The company promised to improve the body’s ability to produce nitric oxide plus a score of benefits produced by the molecule itself: lowered blood pressure, help with neuropathy and dizziness, and, most notably, the prevention or reversal of heart attacks and strokes.
NAD launched an investigation but claims to have received an insufficient response from the manufacturer; Evolution Nutraceuticals answered the query by touting the ingredients of Cardio Miracle – including arginine, citrulline and the powders of various nitrate-rich vegetables – and their ability to stimulate nitric oxide production in the body.
NAD claims that Evolution Nutraceuticals dodged the pertinent question. NAD maintained that it was not concerned with, and did not dispute, claims that nitric oxide benefited cardiovascular health. The question at hand for NAD was whether Cardio Miracle itself delivered the benefits it advertised. It recommended that the advertisements be discontinued.
NAD claims that Evolution Nutraceuticals failed to provide any evidence regarding the efficacy of the Cardio Miracle product itself. This again underscores the importance of a company providing adequate substantiation for its products and claims that it makes that directly relate to its use, not generalized benefits of component ingredients.
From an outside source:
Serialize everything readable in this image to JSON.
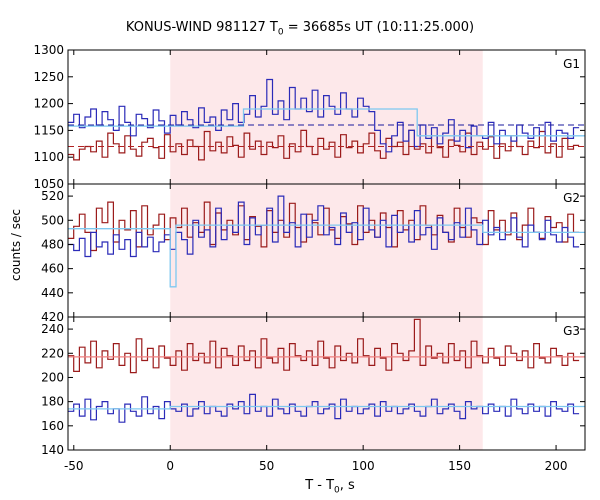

Here, NAD determined that the advertiser’s evidence was insufficient to support any claims regarding the Cardio Miracle product and recommended that the advertiser discontinue all the challenged claims, since no evidence was offered for the product itself.
For its part, Evolution Nutraceuticals stressed once again the veracity of its claims regarding nitric oxide but added that it would adjust its advertisements to make it clear that Cardio Miracle was a “possible supporting product with clinically acceptable ingredients in meaningful amounts, to support the body’s natural signaling process of nitric oxide with such.”